Company Overview
Shriners Children’s is an organization that respects, supports, and values each other. Named as the 2025 best mid-sized employer by Forbes, we are engaged in providing excellence in patient care, embracing multi-disciplinary education, and research with global impact. We foster a learning environment that values evidenced based practice, experience, innovation, and critical thinking. Our compassion, integrity, accountability, and resilience define us as leaders in pediatric specialty care for our children and their families.
With 20+ hospitals, outpatient clinics, ambulatory care centers and outreach locations across the globe, we provide excellent care to children up to age 18 regardless of their family’s ability to pay or insurance status. Please click here to learn more about our locations.
Job Description
The Patient Access Insurance Coordinator delivers support that is consistent with the strategic vision, goals, philosophy and direction of Shriners Hospitals for Children.
The Coordinator is responsible for determining the status of a patient’s insurance eligibility/coverage by contacting the appropriate insurance or third party payor in accordance with Shriners Hospitals for Children policies and procedures, for assigned facilities. The Coordinator may also be called upon to assist assigned facilities with resolving their patient access edits in the bill scrubber. The Insurance Coordinator will have a thorough knowledge and understanding of Commercial, Managed Care, Medicaid, Managed Medicaid and Medicare payor guidelines and eligibility criteria.
This is a remote position with an evening schedule of 2PM - 11PM Eastern Time Monday thru Friday.
Key Responsibilities:
Performs insurance verification functions for assigned SHC facilities.
Updates encounters in SHCIS with the appropriate eligibility and COB status.
Documents, in the health plan comment field on the encounter, all actions that have been taken on the account related to insurance verification.
Updates health plan as needed based on feedback from the insurance company.
Maintains a detailed level of knowledge of all payors’ authorization/referral guidelines and updates all appropriate fields in SHCIS to drive encounters to worklists
Maintains a daily productivity log.
Performs bill hold review for assigned facilities.
Reviews assigned bill hold worklists in the bill scrubber and updates the SHCIS encounter to resolve the bill hold and release the claim
Documents, in the health plan comment fields on the encounter, all actions that have been taken to resolve the bill hold
Documents, in the bill scrubber, the action that was taken to resolve the bill hold and assigns back to the CBO
Maintains a daily productivity log
Plans and organizes the work and activities of area of responsibility to ensure department and corporate goals are met
Makes recommendations to the Corporate Manager of Patient Access for quality and efficiency improvements.

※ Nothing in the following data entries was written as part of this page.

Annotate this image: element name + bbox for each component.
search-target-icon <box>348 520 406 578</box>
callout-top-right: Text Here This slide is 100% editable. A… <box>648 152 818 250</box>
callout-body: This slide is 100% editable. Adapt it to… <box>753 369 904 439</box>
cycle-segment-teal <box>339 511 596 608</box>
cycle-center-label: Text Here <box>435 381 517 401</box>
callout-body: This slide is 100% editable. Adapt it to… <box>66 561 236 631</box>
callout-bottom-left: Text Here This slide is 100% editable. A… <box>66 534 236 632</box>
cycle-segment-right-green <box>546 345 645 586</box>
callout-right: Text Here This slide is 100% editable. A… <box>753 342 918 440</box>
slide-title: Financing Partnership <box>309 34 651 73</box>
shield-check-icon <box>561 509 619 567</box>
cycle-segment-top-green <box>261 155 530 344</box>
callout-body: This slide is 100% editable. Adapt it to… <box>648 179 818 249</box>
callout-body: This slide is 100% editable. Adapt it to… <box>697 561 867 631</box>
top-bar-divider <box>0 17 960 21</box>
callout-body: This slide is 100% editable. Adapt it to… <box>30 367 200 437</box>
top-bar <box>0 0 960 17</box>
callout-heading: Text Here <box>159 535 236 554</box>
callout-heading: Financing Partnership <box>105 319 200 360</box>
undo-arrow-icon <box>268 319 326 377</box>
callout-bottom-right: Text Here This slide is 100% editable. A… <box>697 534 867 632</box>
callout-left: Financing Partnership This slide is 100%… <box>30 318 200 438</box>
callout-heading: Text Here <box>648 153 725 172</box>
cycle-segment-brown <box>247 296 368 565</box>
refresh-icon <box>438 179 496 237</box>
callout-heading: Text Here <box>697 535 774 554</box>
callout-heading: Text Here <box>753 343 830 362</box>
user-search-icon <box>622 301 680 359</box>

Completes special projects as directed by the Corporate Manager of Patient Access.
Demonstrates a positive and professional image at all times when interacting with management, staff and others.
Assumes responsibility for professional growth and development.
Attends workshops and seminars, reads manuals and updates to maintain a high level of knowledge of all payor criteria
Maintains professional competency, according to department policies, procedures and protocols
Required Qualifications:
3 years of insurance verification and authorization experience
3 years of medical billing and utilization experience
Strong Epic registration and scheduling experience
Competency in MS Office
High School Diploma / GED
Preferred Qualifications:
3 years of experience working as an insurance verifier in an acute care hospital, physician practice setting or other healthcare setting
Children's hospital experience
The pay range for this position is $21.96 - $32.94. Compensation is determined based on years of relevant experience and departmental equity.